Cuando terminó con Montaigne empezó a leer a Ben Jonson, primero las obras familiares Volpone y La mujer silenciosa y El caso es alterado, luego los dramas negros y explosivos de los años tardíos, La feria de Bartholomew y La nueva posada y El Diablo es asno. Staunt siempre había sentido una afinidad para con los isabelinos, sobre todo con Jonson, ese hombre chisporroteante, chirriante, centelleante, cuyos tempestuosos dramas irregulares y grandes ardían con una intensidad de pesadilla que a Shakespeare, al poeta mayor, le parecía faltar. Como siempre se había prometido que haría, Staunt se hundió en Jonson, hasta que el sonido y el ritmo de los versos producían eco y se repetían en eco como truenos en su cerebro sobrecargado, y la textura de la mente de Jonson parecía incrustarse en la suya. La dama magnética, Los deleites de Cynthia, La conspiración de Catilina, ningún drama era demasiado oscuro, demasiado hermético para Staunt en su glotonería.
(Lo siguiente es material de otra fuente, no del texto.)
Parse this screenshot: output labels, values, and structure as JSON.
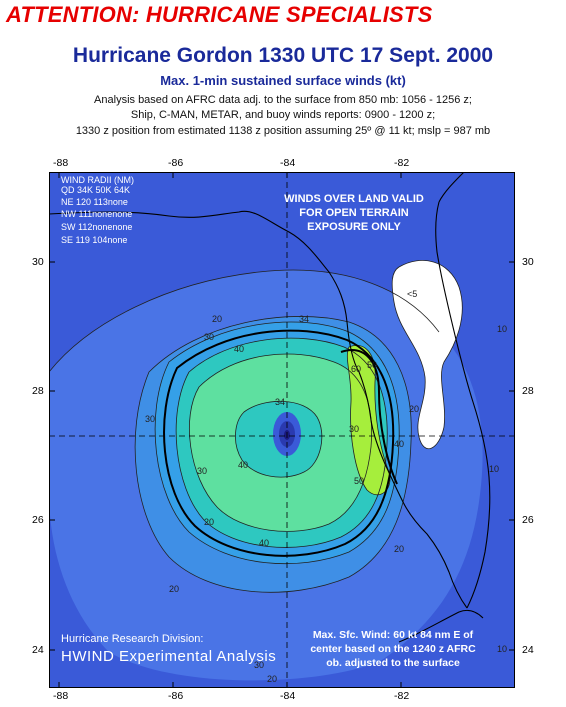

Una tarde durante esos días se encontró haciendo una cosa inesperada. Del terminal de información pidió una copia impresa de las últimas páginas del primer acto de La nueva posada, con tres centímetros en blanco entre las líneas. En la cabeza de la página escribió con cuidado: La nueva posada, una ópera de Henry Staunt, del drama de Ben Jonson. Luego; mirando el largo discurso de Lovel, «Oh, ahí cuelga una historia, mi señor», Staunt empezó a escribir a lápiz las notaciones musicales bajo las palabras, con indiferencia al principio, luego con serio fervor repentino mientras se le ocurrían los contornos propios de la línea vocal. Al cabo de minutos había transformado el discurso en aria, e incluso, había garabateado en el margen unas notas preliminares en cuanto a la orquestación. El estilo de la música era extraño para él, una melodía parca, delgada y angular, de una complejidad espinosa y un sabor extrañamente arcaico. Era el tipo de música que pudiera haber escrito Alban Berg durante una larga visita al siglo XVII. No tenía mucho parecido con la música normal de Staunt. Mi estilo tardío, pensó. Probablemente era imposible cantar el aria. No importaba: así la evocó la musa. Fue la primera vez en años que Staunt componía sostenidamente. Miró asombrado el aria terminada, maravillado de que la música pudiera fluir de él así, surgiendo espontáneamente de la repleta fuente interior.

Por un instante sintió la tentación de meter lo que había compuesto en el sintetizador y recibir a cambio una orquestación aproximada. Oír el sonido de aquello con el barítono montando tensamente por encima de las cuerdas que bajan en picado, oírlo le podría llevar a componer la siguiente página de la partitura, y la siguiente y la siguiente. Se resistió. El mundo ya tenía bastantes óperas que nadie escuchaba. Meneando la cabeza, sonriendo tristemente, puso fecha a la página, la firmó con iniciales de la manera acostumbrada, anotó un número de opus —adivinándolo porque estaba lejos de sus manuscritos— y doblando la hoja la guardó entre sus papeles. Pero la música seguía desplegándose en su mente.